Special interests

To the editor:

When Harry Truman took the nomination he said his opponent would put government in control of special interests and bring back the boom/bust cycles that led to the Great Depression. Twelve years later, when Dwight Eisenhower left office, he warned of special interests he called the “military industrial complex.” Recently, Chinese parents marched past schools that collapsed, killing thousands of children. Offices and schools nearby stood, better built, the parents claimed, for special interests. Some argue Iraq and Afghanistan were invaded to benefit special interests.

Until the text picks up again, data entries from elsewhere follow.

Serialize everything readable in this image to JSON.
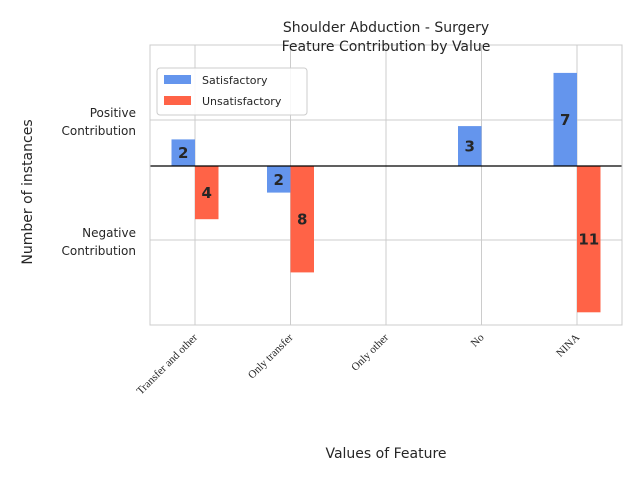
{
  "chart_data": {
    "type": "bar",
    "title_line1": "Shoulder Abduction - Surgery",
    "title_line2": "Feature Contribution by Value",
    "xlabel": "Values of Feature",
    "ylabel": "Number of instances",
    "ytick_labels": [
      {
        "line1": "Positive",
        "line2": "Contribution"
      },
      {
        "line1": "Negative",
        "line2": "Contribution"
      }
    ],
    "categories": [
      "Transfer and other",
      "Only transfer",
      "Only other",
      "No",
      "NINA"
    ],
    "series": [
      {
        "name": "Satisfactory",
        "color": "#6495ed",
        "values": [
          2,
          -2,
          0,
          3,
          7
        ]
      },
      {
        "name": "Unsatisfactory",
        "color": "#ff6347",
        "values": [
          -4,
          -8,
          0,
          0,
          -11
        ]
      }
    ],
    "bar_labels": {
      "Satisfactory": [
        "2",
        "2",
        "",
        "3",
        "7"
      ],
      "Unsatisfactory": [
        "4",
        "8",
        "",
        "",
        "11"
      ]
    },
    "legend_position": "top-left",
    "grid": true
  }
}
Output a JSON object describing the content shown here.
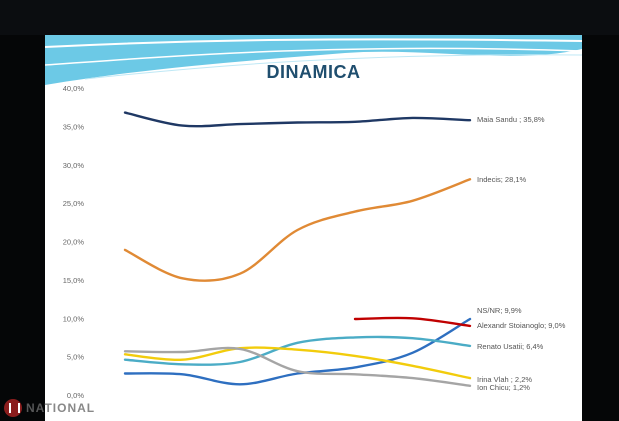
{
  "title": "DINAMICA",
  "brand": "NATIONAL",
  "colors": {
    "title": "#1f4e6e",
    "maia": "#1f3864",
    "indecis": "#e08a35",
    "nsnr": "#2e6fc0",
    "stoianoglo": "#c00000",
    "usatii": "#4bacc6",
    "vlah": "#f2cc0c",
    "chicu": "#a5a5a5"
  },
  "chart_data": {
    "type": "line",
    "x": [
      1,
      2,
      3,
      4,
      5,
      6,
      7
    ],
    "ylim": [
      0,
      40
    ],
    "yticks": [
      "0,0%",
      "5,0%",
      "10,0%",
      "15,0%",
      "20,0%",
      "25,0%",
      "30,0%",
      "35,0%",
      "40,0%"
    ],
    "grid": false,
    "series": [
      {
        "name": "Maia Sandu",
        "label": "Maia Sandu ; 35,8%",
        "color_key": "maia",
        "values": [
          36.8,
          35.1,
          35.3,
          35.5,
          35.6,
          36.1,
          35.8
        ]
      },
      {
        "name": "Indecis",
        "label": "Indecis; 28,1%",
        "color_key": "indecis",
        "values": [
          18.9,
          15.2,
          15.8,
          21.5,
          23.9,
          25.3,
          28.1
        ]
      },
      {
        "name": "NS/NR",
        "label": "NS/NR; 9,9%",
        "color_key": "nsnr",
        "values": [
          2.8,
          2.7,
          1.4,
          2.8,
          3.6,
          5.5,
          9.9
        ]
      },
      {
        "name": "Alexandr Stoianoglo",
        "label": "Alexandr Stoianoglo; 9,0%",
        "color_key": "stoianoglo",
        "values": [
          null,
          null,
          null,
          null,
          9.9,
          10.0,
          9.0
        ]
      },
      {
        "name": "Renato Usatii",
        "label": "Renato Usatii; 6,4%",
        "color_key": "usatii",
        "values": [
          4.6,
          4.0,
          4.3,
          6.8,
          7.5,
          7.4,
          6.4
        ]
      },
      {
        "name": "Irina Vlah",
        "label": "Irina Vlah ; 2,2%",
        "color_key": "vlah",
        "values": [
          5.3,
          4.6,
          6.1,
          5.9,
          5.1,
          3.8,
          2.2
        ]
      },
      {
        "name": "Ion Chicu",
        "label": "Ion Chicu; 1,2%",
        "color_key": "chicu",
        "values": [
          5.7,
          5.6,
          6.0,
          3.1,
          2.7,
          2.2,
          1.2
        ]
      }
    ]
  }
}
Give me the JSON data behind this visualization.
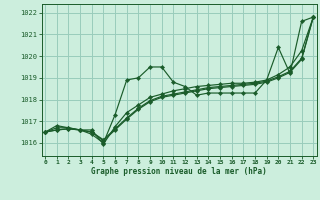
{
  "title": "Graphe pression niveau de la mer (hPa)",
  "bg_color": "#cceedd",
  "grid_color": "#99ccbb",
  "line_color": "#1a5c2a",
  "xlim": [
    -0.3,
    23.3
  ],
  "ylim": [
    1015.4,
    1022.4
  ],
  "yticks": [
    1016,
    1017,
    1018,
    1019,
    1020,
    1021,
    1022
  ],
  "xticks": [
    0,
    1,
    2,
    3,
    4,
    5,
    6,
    7,
    8,
    9,
    10,
    11,
    12,
    13,
    14,
    15,
    16,
    17,
    18,
    19,
    20,
    21,
    22,
    23
  ],
  "series": [
    [
      1016.5,
      1016.8,
      1016.7,
      1016.6,
      1016.4,
      1016.0,
      1017.3,
      1018.9,
      1019.0,
      1019.5,
      1019.5,
      1018.8,
      1018.6,
      1018.2,
      1018.3,
      1018.3,
      1018.3,
      1018.3,
      1018.3,
      1018.9,
      1020.4,
      1019.2,
      1021.6,
      1021.8
    ],
    [
      1016.5,
      1016.7,
      1016.7,
      1016.6,
      1016.6,
      1015.95,
      1016.75,
      1017.4,
      1017.75,
      1018.1,
      1018.25,
      1018.4,
      1018.5,
      1018.6,
      1018.65,
      1018.7,
      1018.75,
      1018.75,
      1018.8,
      1018.9,
      1019.15,
      1019.5,
      1020.25,
      1021.8
    ],
    [
      1016.5,
      1016.6,
      1016.65,
      1016.6,
      1016.5,
      1016.1,
      1016.6,
      1017.1,
      1017.55,
      1017.9,
      1018.1,
      1018.2,
      1018.3,
      1018.4,
      1018.5,
      1018.55,
      1018.6,
      1018.65,
      1018.7,
      1018.8,
      1019.0,
      1019.25,
      1019.85,
      1021.8
    ],
    [
      1016.5,
      1016.6,
      1016.65,
      1016.6,
      1016.5,
      1016.15,
      1016.65,
      1017.15,
      1017.6,
      1017.95,
      1018.15,
      1018.25,
      1018.35,
      1018.45,
      1018.55,
      1018.6,
      1018.65,
      1018.7,
      1018.75,
      1018.85,
      1019.05,
      1019.3,
      1019.9,
      1021.8
    ]
  ]
}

Justice is balance. Lady Justice chooses the blindfold; she cannot see whose special interest lies on her scales. She is blind to special interest. Four hundred years ago, in the infancy of both democracy and its handmaiden, capitalism, Thomas Hobbes wrote that a society which encourages the full free expression of self-interest needs the balance of a powerful government. He said it takes a Leviathan to stand up against economic self-interest, to keep special interests in check.

Democracy and capitalism allow citizens to express their own self-interest, but only if Lady Justice is blindly doing her job. Will self-interest curb itself? Does greed curb itself? Look at our Constitution. Our founding fathers did not think so; they had read Hobbes carefully.

What happens when special interests take control of government? What happens when Lady Justice peeks beneath her blindfold, or when she throws it off altogether? In the coming election we would be wise to keep Harry’s 60-year-old warning in mind.